Generic problems

Drag and drop ETL tools sometimes encourage the use of a generic approach. Load a flat file to stage, validate the data, apply some transforms and publish to a data warehouse is after all standard fare within a data warehouse. But what when there is some subtle difference in the process that does not get spotted by the developer in the design and implement phase?

One recent example came to light for one of our Oracle Warehouse Builder built data warehouses. Almost all of the fact tables are partitioned and the usual publish approach is to direct path insert into an empty table and then partition exchange. But our problem fact table is a late addition to the DW - it came from a new requirement about a year into live use of the system. The original developers had moved on and the new team used current practice to model any changes. The new daily feed was around 2000 rows per day and from our table stats the average row length is around 32 bytes. So we have small volumes to load each day and is probably not worth partitioning. And there is the problem; we are not loading into a empty partition so the normal load mechanism of append is not appropriate since it direct path inserts the data into a new extent.
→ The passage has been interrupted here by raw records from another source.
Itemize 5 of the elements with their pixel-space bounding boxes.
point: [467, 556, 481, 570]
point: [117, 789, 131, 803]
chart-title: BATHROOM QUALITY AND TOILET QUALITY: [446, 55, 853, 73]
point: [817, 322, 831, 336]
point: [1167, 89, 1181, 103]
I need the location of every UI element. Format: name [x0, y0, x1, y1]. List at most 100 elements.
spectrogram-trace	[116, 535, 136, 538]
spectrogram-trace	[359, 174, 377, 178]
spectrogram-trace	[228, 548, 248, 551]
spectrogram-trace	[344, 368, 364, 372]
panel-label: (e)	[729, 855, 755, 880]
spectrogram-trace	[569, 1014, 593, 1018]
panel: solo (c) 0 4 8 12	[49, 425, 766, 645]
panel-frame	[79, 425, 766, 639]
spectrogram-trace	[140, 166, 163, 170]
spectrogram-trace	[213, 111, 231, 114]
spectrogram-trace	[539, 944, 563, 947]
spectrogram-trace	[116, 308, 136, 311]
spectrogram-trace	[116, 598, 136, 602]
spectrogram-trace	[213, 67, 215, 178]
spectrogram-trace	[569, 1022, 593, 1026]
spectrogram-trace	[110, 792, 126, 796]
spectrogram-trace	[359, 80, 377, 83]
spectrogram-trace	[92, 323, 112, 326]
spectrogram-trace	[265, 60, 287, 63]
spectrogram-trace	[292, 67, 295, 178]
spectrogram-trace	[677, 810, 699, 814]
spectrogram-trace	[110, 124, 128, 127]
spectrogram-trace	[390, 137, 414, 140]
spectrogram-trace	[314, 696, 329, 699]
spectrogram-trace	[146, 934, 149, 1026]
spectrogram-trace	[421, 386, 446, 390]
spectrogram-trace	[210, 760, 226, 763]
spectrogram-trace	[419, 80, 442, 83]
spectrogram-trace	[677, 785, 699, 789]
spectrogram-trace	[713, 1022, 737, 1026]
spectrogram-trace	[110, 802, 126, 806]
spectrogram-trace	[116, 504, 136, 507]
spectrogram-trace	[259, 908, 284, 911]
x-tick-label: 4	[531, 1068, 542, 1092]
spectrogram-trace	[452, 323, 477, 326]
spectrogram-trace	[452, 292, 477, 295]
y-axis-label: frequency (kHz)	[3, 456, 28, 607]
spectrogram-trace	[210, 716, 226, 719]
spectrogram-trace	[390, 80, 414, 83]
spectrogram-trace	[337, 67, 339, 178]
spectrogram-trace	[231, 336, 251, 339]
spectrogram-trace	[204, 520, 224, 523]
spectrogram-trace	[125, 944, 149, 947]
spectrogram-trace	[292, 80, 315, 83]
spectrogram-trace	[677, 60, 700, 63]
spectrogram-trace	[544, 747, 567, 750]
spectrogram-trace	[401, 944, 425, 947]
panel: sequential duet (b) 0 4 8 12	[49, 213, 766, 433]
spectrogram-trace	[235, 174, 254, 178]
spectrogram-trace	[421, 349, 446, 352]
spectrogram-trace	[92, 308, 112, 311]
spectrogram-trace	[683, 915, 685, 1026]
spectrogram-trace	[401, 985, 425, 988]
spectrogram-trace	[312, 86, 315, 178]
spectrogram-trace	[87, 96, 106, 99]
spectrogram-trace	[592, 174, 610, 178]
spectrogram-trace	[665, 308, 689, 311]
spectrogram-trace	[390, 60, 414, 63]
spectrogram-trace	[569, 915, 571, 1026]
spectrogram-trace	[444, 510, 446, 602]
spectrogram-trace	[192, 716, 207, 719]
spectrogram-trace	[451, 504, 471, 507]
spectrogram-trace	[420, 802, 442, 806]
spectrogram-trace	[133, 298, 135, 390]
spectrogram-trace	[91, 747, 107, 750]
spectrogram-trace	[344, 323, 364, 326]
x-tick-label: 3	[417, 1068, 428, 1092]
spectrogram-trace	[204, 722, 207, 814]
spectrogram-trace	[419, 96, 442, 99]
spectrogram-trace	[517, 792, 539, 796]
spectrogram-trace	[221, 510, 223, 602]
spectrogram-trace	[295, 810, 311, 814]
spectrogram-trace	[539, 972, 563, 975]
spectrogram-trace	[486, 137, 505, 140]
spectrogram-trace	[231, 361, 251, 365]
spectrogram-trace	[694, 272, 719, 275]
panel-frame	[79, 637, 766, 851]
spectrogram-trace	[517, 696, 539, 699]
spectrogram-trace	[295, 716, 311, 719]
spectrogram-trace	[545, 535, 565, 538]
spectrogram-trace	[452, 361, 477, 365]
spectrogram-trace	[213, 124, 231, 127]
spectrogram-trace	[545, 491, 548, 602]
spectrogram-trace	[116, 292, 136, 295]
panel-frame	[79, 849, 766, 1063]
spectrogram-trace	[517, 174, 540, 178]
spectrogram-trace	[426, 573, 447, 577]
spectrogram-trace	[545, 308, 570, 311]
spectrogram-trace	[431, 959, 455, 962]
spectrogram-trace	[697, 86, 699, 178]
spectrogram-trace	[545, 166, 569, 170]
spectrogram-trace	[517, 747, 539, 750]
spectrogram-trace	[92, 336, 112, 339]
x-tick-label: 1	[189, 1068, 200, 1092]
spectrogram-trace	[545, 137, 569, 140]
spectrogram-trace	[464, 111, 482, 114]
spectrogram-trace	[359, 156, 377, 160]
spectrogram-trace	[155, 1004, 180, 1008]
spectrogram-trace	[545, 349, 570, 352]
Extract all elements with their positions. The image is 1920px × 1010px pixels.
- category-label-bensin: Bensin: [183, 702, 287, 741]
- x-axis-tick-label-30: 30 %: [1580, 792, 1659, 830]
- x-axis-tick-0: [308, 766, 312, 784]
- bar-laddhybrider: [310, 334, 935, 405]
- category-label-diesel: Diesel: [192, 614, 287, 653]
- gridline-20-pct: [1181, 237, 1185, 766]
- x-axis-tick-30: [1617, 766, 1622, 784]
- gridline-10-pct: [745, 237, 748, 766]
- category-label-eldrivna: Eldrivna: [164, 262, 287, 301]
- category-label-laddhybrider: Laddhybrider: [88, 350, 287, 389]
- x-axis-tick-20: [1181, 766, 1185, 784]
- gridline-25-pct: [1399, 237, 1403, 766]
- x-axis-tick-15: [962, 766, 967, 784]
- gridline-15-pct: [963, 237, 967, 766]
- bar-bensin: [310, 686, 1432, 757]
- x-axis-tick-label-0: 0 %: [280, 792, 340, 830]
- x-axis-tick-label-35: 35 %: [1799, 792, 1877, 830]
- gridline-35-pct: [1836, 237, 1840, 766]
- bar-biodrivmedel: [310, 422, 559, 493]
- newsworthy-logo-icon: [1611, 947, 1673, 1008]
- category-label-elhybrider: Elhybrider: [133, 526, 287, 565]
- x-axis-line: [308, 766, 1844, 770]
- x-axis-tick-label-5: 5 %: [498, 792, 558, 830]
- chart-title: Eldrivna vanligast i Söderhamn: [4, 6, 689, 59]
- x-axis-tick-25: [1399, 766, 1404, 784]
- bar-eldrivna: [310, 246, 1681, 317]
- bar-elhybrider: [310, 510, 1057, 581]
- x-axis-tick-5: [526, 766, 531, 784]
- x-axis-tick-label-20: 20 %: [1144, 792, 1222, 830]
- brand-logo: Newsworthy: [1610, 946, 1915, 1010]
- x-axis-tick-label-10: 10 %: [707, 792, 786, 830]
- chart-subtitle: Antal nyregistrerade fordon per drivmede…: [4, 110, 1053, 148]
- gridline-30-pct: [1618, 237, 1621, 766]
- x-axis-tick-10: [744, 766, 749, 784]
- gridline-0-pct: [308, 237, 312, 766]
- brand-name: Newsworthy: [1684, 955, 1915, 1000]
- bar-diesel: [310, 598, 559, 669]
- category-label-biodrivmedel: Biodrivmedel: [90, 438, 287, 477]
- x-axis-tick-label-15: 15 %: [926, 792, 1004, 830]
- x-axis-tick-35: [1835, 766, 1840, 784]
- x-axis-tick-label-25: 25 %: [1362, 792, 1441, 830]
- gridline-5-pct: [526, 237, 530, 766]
And as each extent is 4MB, we are wasting a vast amount of space to load less than 100KB per day.

So the fix: Rebuild the OWB map to use conventional insert and rebuild the target table to recover the masses of unused storage.

As David Aldridge correctly noted - it is append parallel that causes the extra extents to be used. Looking at the generated code this was indeed the case. And the cause, a default append parallel hint in the mapping hint!